Biar Jera, Pengacara NU Bakal Pelototi Kasus Gus Nur

Syahrul Ansyari, Zahrul Darmawan (Depok)
·Bacaan 1 menit

VIVA - Pengurus Besar Nahdlatul Ulama (NU) bakal terus mengawal kasus dugaan penghinaan atau ujaran kebencian yang dilakukan oleh Sugi Nur Raharja alias Gus Nur.

Hal itu diungkapkan oleh Ketua Divisi Hukum dan Advokasi Lembaga Dakwah Pengurus Besar NU, Mukhlis Effendi. Ia menegaskan pihaknya siap untuk mengawal kasus ini sampai tuntas.

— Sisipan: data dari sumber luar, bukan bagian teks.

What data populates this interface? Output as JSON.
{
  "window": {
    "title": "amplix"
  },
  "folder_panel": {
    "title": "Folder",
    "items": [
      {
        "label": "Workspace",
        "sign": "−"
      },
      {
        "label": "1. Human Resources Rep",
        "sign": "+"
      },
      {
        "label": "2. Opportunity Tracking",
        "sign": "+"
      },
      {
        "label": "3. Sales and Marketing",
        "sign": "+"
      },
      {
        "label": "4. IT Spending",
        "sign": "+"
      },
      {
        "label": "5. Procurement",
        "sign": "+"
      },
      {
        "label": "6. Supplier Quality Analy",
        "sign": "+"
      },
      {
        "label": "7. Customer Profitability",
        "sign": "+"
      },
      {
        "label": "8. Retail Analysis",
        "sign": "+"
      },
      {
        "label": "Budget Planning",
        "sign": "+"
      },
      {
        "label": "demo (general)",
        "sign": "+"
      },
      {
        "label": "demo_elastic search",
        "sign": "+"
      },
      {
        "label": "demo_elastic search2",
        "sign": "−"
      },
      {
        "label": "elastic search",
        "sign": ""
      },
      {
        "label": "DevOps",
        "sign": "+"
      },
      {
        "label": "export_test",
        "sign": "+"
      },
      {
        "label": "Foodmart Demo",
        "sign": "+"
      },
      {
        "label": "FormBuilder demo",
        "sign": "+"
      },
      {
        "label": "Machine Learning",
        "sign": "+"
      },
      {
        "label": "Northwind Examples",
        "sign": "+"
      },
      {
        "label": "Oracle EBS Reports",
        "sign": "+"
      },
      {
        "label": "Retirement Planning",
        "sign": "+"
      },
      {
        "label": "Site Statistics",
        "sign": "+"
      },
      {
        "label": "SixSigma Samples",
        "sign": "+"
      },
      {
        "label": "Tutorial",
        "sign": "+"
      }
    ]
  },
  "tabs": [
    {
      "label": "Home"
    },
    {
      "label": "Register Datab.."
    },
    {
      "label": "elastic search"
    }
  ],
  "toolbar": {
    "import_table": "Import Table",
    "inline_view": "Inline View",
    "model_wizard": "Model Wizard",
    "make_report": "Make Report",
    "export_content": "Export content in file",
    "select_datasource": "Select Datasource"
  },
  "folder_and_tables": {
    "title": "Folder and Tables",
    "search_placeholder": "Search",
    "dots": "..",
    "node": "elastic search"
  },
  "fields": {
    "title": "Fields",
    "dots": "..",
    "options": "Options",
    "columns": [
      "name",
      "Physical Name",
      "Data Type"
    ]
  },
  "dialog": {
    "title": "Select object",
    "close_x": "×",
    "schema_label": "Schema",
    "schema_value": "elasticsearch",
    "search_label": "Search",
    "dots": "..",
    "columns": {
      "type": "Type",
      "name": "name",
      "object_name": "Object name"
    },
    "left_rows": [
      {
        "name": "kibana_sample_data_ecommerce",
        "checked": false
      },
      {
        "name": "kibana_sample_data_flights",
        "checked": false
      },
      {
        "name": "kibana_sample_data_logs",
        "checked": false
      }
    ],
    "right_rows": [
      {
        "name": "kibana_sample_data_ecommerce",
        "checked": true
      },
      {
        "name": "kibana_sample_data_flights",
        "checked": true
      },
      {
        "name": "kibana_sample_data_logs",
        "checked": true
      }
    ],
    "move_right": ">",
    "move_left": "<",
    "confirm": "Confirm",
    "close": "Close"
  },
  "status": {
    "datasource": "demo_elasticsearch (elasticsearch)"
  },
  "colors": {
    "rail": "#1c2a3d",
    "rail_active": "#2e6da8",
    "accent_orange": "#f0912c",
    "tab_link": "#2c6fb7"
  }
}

“Kami tentu tidak akan tinggal diam, dan ini sudah masuk dalam atensi program kerja kami sebagai advokat yang siap melindungi marwah atau kehormatan NU,” katanya saat dikonfirmasi pada Rabu, 4 November 2020.

Baca juga: Anak Gus Nur Diduga Terlibat dalam Video Penghinaan NU

Mukhlis berharap kasus ini menjadi pembelajaran bagi semua pihak agar bersikap bijak dalam menggunakan media sosial (medsos).

“Sekarang ini mudah sekali menyebar informasi bohong atau hal-hal yang menjurus pada ujaran kebencian. Apa sih manfaatnya, ini tidak boleh dibiarkan,” tegasnya.

Lebih lanjut, pengacara asal Depok ini mengaku pihaknya akan segera berkoordinasi dengan pengurus NU cabang Cirebon. “Insya Allah kami siap membantu teman-teman di sana, karena menurut kami ini adalah masalah serius.”

Penyidik Direktorat Tindak Pidana Siber Bareskrim Polri resmi menahan Sugi Nur Raharja alias Gus Nur, tersangka kasus dugaan ujaran kebencian dan penghinaan terhadap NU.

Gus Nur disangkakan melanggar Pasal 27 ayat 3 Undang-undang ITE Pasal 28 ayat 2 Undang-undang ITE, ancaman 4 tahun dan 6 tahun penjara. Ia diamankan di rumahnya di Sawojajar, Kecamatan Pakis, Malang, Jawa Timur, pada Sabtu 24 Oktober 2020.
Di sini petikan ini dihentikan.